L'arrêté du 9 juin 2016 se montre plus précis. Ce texte publié au moment précis où Abdeslam intégrait les prisons françaises institue la surveillance permanente vidéo pour les personnes "dont l'évasion ou le suicide pourraient avoir un impact important sur l'ordre public eu égard aux circonstances particulières à l'origine de leur incarcération et l'impact de celles-ci sur l'opinion publique". Il précise que seuls ont accès aux données de vidéosurveillance les personnes qui ont besoin d'en connaître, "pour les besoins du service", c'est à dire les agents de l'administration pénitentiaire, le chef d'établissement et le correspondant local informatique et libertés. Les parlementaires ne figurent pas dans la liste.

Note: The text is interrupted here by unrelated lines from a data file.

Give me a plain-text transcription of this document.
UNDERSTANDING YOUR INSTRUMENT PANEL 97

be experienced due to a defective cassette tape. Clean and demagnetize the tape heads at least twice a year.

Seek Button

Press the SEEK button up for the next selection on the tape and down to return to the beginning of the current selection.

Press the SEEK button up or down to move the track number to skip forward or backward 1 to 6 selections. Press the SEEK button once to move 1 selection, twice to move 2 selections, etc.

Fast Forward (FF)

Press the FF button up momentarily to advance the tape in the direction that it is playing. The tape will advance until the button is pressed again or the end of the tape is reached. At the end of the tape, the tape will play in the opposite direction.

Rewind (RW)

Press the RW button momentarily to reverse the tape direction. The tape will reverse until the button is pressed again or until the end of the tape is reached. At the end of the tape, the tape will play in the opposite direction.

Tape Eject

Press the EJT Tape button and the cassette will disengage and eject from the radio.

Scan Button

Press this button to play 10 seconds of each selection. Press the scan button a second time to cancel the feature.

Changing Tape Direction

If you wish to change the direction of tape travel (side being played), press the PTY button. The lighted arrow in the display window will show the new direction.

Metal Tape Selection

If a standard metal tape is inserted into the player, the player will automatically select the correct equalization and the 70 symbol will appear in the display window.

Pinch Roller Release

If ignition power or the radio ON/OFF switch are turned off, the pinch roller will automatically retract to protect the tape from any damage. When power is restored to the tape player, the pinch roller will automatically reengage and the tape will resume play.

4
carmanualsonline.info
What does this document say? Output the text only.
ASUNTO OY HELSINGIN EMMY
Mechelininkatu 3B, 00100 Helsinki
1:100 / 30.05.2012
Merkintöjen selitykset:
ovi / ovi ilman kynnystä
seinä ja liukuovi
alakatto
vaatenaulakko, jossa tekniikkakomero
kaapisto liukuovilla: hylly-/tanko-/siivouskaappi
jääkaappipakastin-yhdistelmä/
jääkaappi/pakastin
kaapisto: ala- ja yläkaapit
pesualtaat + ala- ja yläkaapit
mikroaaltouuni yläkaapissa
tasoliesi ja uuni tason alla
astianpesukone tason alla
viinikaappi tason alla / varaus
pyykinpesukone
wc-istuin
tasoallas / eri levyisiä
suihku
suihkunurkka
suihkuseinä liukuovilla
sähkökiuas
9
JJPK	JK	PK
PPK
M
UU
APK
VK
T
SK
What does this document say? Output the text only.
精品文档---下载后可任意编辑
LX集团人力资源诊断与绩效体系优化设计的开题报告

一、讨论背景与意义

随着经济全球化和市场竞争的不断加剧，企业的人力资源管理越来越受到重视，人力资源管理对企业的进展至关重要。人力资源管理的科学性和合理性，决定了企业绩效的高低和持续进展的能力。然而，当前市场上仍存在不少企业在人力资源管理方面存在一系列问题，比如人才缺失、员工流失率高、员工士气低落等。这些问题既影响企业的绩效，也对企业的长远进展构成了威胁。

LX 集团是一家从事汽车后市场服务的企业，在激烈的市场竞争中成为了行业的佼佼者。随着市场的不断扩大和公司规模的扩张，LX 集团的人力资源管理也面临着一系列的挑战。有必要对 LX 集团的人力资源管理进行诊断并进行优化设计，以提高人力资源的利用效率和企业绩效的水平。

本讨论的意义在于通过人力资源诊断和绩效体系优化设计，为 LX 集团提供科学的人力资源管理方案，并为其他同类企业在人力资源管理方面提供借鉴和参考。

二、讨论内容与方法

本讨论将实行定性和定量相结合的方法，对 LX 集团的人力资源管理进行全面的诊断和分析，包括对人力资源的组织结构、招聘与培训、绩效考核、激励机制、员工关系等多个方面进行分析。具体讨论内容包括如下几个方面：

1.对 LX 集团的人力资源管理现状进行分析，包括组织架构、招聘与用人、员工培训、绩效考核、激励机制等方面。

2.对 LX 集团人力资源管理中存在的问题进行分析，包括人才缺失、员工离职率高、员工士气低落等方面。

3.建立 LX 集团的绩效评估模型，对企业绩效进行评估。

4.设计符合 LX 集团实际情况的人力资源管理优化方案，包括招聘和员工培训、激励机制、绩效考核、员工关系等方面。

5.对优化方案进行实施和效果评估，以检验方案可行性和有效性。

L'accès de Thierry Solère à ces vidéos a donc un fondement juridique pour le moins incertain. L'arrêté de juin 2016 pourrait peut-être conduire à reconnaître une faute de l'administration pénitentiaire qui lui a communiqué ces enregistrements. En revanche, le parlementaire lui-même peut estimer détenir un droit général d'accès sur le fondement de la loi qui l'autorise à visiter les établissements pénitentiaires.

Le droit à la vie privée des personnes détenues


Il reste tout de même à s'interroger sur le récit qu'a fait le député de ce qu'il a vu sur ces enregistrements, récit largement diffusé dans la presse. L'avocat d'Abdeslam y voit une atteinte intolérable à la vie privée de son client, dès lors que le député évoque la manière dont il se brosse les dents ou fait sa prière. 

Il n'est pas contesté que les personnes détenues bénéficient du droit au respect de la vie privée. Dans sa délibération du 19 mai 2016 sur l'arrêté du 9 juin 2016 la CNIL rappelait l'existence de droit garanti par l'article 8 de la Convention européenne de sauvegarde des droits de l'homme.

La Cour européenne des droits de l'homme n'a été saisie qu'une seule fois d'une requête émanant d'un détenu se plaignant d'être placé sous vidéo-surveillance de manière permanente. Elle n'a pas eu à se prononcer sur le fond, le requérant n'ayant pas, sur ce point, épuisé les voies de recours internes (CEDH 3 avril 2014, Salvatore Riina c. Italie). Elle a, en revanche, admis, dès son arrêt Ilascu et autres c. Moldavie et Russie du 8 juillet 2004, qu'un traitement particulier, reposant sur l'isolement cellulaire, peut être infligé aux détenus considérés comme particulièrement dangereux. Le régime de surveillance entraine alors nécessairement une ingérence plus grande dans la vie privée du détenu.

Doit-elle pour autant être rapportée dans les médias ? Si l'on considère la jurisprudence de la Cour européenne des droits de l'homme, la réponse ne fait guère de doute, car la manière dont Salah Abdeslam est traité en prison relève du "débat d'intérêt général", qui justifie, aux yeux de la Cour, que la liberté d'expression l'emporte sur le droit au respect de la vie privée. A l'inverse, il n'est pas tout à fait impossible de plaider la divulgation illicites de données couvertes par le secret professionnel, dès lors que l'arrêté de juin 2016 précise la liste des personnes habilitées à connaître ces données.

Sur ce plan, la plainte de Frank Berton, si elle est finalement déposée, présente l'intérêt de mettre en lumière le caractère inachevé de l'ensemble normatif actuellement en vigueur. Des arrêtés successifs, rédigés à la hâte et mal coordonnés, conduisent à une remise en cause, insidieuse mais réelle, d'un droit accordé aux parlementaires par la voie législative. La hiérarchie des normes est ainsi bousculée et les droits du parlement doublement méprisés. Deux atteintes beaucoup plus graves que celles portées à la vie privée de Salah Abdeslam.